NHS Reset is a new NHS Confederation campaign to contribute to the public debate on what the health and care system should look like post-COVID-19. In this blog, part of a series of comment pieces from NHS Confederation leaders, members and partners, Neil Tester reports on how the health and social care voluntary sector has risen to the challenges posed by the pandemic and looks at how they can shape the way it works in the future.
The NHS70 celebrations were less than two years ago but already seem a world away. Understandably, the forward-looking elements of that national party focused more on the potential for technology to transform services and our relationships with them than on the dystopian prospect of the pandemic we’re now living and working through.
That focus, together with the skilful harnessing of our national love for the NHS and its people, enabled the vital change in funding needed to support the Long Term Plan. This year, the response of teams across the NHS has cemented their place in the country’s hearts and the new visibility of those in the eye of the social care storm has finally delivered the respect they have always deserved.

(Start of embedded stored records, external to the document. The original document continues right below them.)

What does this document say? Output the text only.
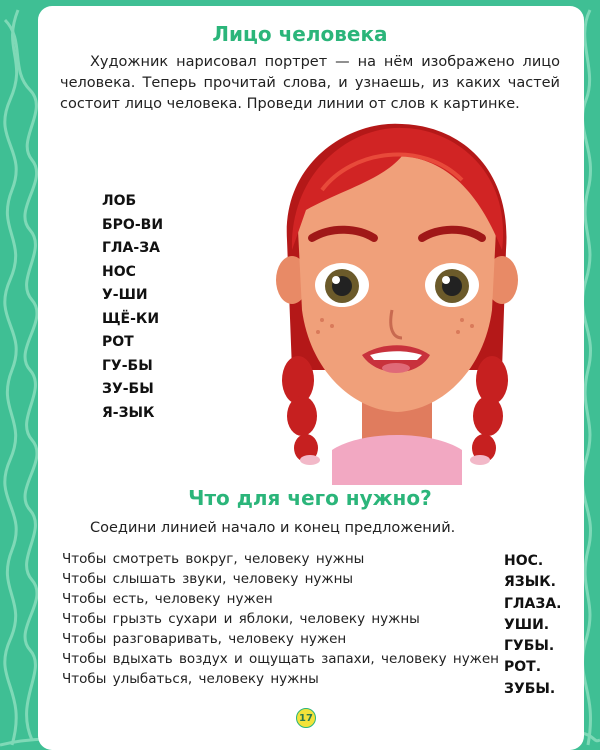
Лицо человека
Художник нарисовал портрет — на нём изображено лицо человека. Теперь прочитай слова, и узнаешь, из каких частей состоит лицо человека. Проведи линии от слов к картинке.
ЛОБ
БРО-ВИ
ГЛА-ЗА
НОС
У-ШИ
ЩЁ-КИ
РОТ
ГУ-БЫ
ЗУ-БЫ
Я-ЗЫК
Что для чего нужно?
Соедини линией начало и конец предложений.
Чтобы смотреть вокруг, человеку нужны
Чтобы слышать звуки, человеку нужны
Чтобы есть, человеку нужен
Чтобы грызть сухари и яблоки, человеку нужны
Чтобы разговаривать, человеку нужен
Чтобы вдыхать воздух и ощущать запахи, человеку нужен
Чтобы улыбаться, человеку нужны
НОС.
ЯЗЫК.
ГЛАЗА.
УШИ.
ГУБЫ.
РОТ.
ЗУБЫ.
17
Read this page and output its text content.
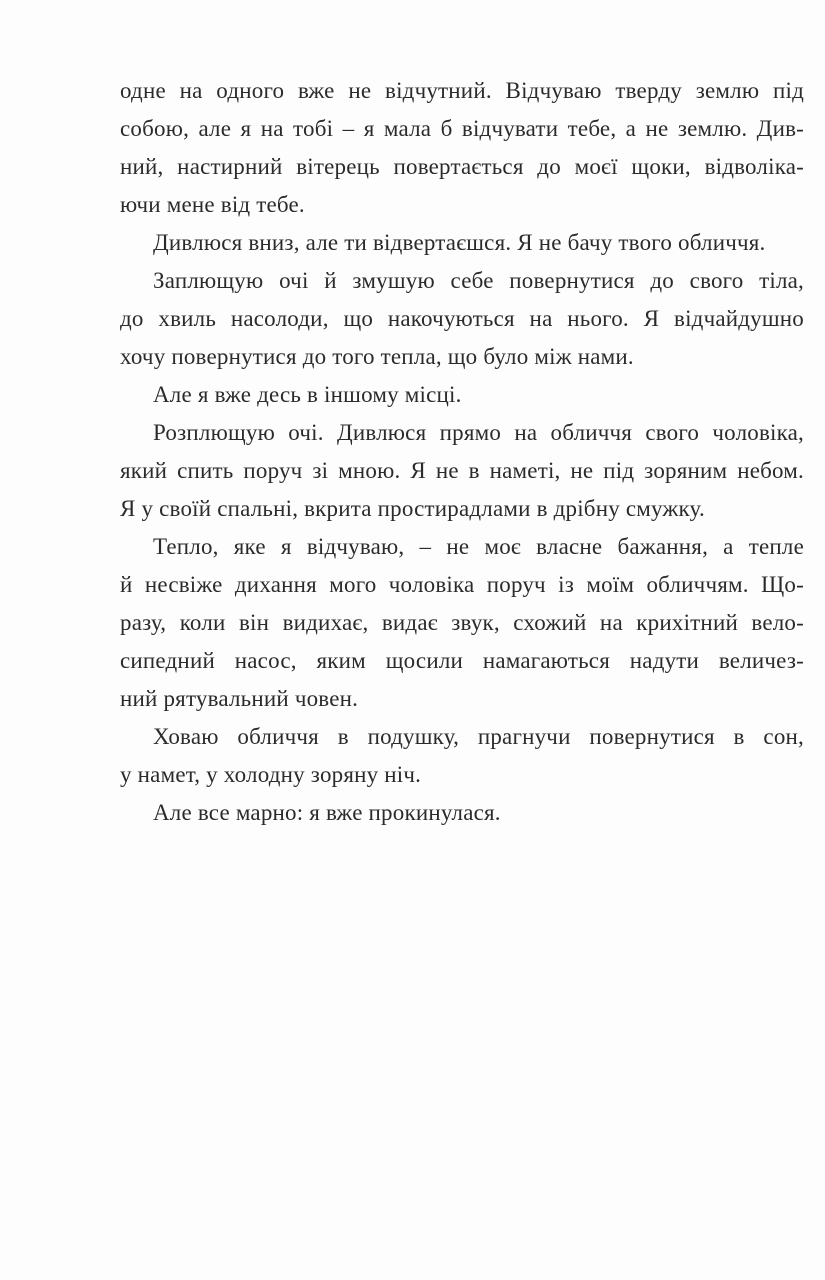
одне на одного вже не відчутний. Відчуваю тверду землю під
собою, але я на тобі – я мала б відчувати тебе, а не землю. Див-
ний, настирний вітерець повертається до моєї щоки, відволіка-
ючи мене від тебе.
Дивлюся вниз, але ти відвертаєшся. Я не бачу твого обличчя.
Заплющую очі й змушую себе повернутися до свого тіла,
до хвиль насолоди, що накочуються на нього. Я відчайдушно
хочу повернутися до того тепла, що було між нами.
Але я вже десь в іншому місці.
Розплющую очі. Дивлюся прямо на обличчя свого чоловіка,
який спить поруч зі мною. Я не в наметі, не під зоряним небом.
Я у своїй спальні, вкрита простирадлами в дрібну смужку.
Тепло, яке я відчуваю, – не моє власне бажання, а тепле
й несвіже дихання мого чоловіка поруч із моїм обличчям. Що-
разу, коли він видихає, видає звук, схожий на крихітний вело-
сипедний насос, яким щосили намагаються надути величез-
ний рятувальний човен.
Ховаю обличчя в подушку, прагнучи повернутися в сон,
у намет, у холодну зоряну ніч.
Але все марно: я вже прокинулася.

There is a risk that when this is over, that national love might encourage drained and exhausted professionals to want to revert to how things were in an environment with a much slower pace of change. The challenge for health and care leaders, including in the voluntary sector, will be to stop that happening by delivering both the vision and the reality of a new settlement that works better than before.
It’s good to see the NHS Confederation grasping that nettle. The Richmond Group and colleagues across our member charities are standing shoulder-to-shoulder as we look to build a positive future from what we’re learning now. No organisation or sector has the whole solution to our challenges. Everyone has a piece of the answer.
The Richmond Group of Charities brings together a range of major national charities who are all key players in England’s health and care system, investing many millions as significant delivery partners for the NHS and other public services. Together we hear the concerns of and provide advice and information to millions of people. This aspect of our work has accelerated enormously during the pandemic. Our purpose and credibility flow from the shared insights we generate from our substantial individual contributions, through direct service delivery and our own staff and volunteers, our support for NHS services and staff, and our funding for research.
The Group has a particular focus on the needs of people with long-term conditions – especially multiple conditions. We are striving, in this changing world, to develop our own services and activities so that together we can support people with multiple needs more collaboratively with services that recognise and respond to the realities of people’s lives, help people to understand and navigate through complex and scary situations, and model the changes we want to see in others’ policy and practice.
Now’s the time to broaden our conception of what volunteering and peer support can offer. We’ve already seen an outpouring of voluntary effort, organised at speed and scale nationally and locally. As systems build a new future, we’re keen to work with the public sector, including local government, to ensure that there’s a permanent and developing legacy of joined-up volunteer support. From the perspective of people living with multiple conditions, that offers a route to the kind of support described in our Multiple Conditions Guidebook and an opportunity to reap the physical and mental health benefits of volunteering.
We also need to be alive to how the pandemic and the crisis response to it will have steepened the gradient of many of the hills the Long Term Plan set out to climb. Again, the seeds of the necessary changes are often already starting to germinate. For example, last year, with the support of Sport England, we and our charity partners launched the We Are Undefeatable campaign, supporting people living with long-term physical and mental health conditions (43 per cent of England’s over-16 population) to be physically active in ways that are appropriate and safe for them. We’ve reworked the content on our resource site and our campaign advertising to be relevant while people are spending more time at home and while external facilities are closed. We’ll continue to accelerate this work, to help prevent the further health problems that reduced activity levels will bring for this group.
Our member charities have seen huge increases in the numbers of worried and confused people calling their helplines and using their digital information to try to make sense of the inevitably confusing tumble of messages as the system raced to provide advice and support. There’s a huge opportunity in the reset for us to develop new ways to inject these insights where health and care leaders can make effective use of them to deliver better outcomes for people and efficient use of resources.
We may also be seeing an epochal opportunity arising from the relentless spotlight on the relationship between COVID-19 and economic and race inequalities, as well as the impact of employment, housing, air quality and nutrition. If we’re going to use that spotlight to make the crucial shift into action on the social determinants of health, we need to turn previously transactional relationships into a meaningful, equal partnership.
We’ll need the organisational opposite of social distancing, bringing together national and system leaders, local government, civil society, large and small charities, clinicians, managers, individuals and communities. We’ll need to be smart and agile in the way we set about it. Many in the NHS are marvelling at what’s possible when bureaucracy is stripped away and people are allowed to be flexible. That lesson must also apply to the way the NHS and local government commission charities. Reducing the time and energy poured into procurement would unleash the potential of the natural dynamism that’s too often been suppressed until now.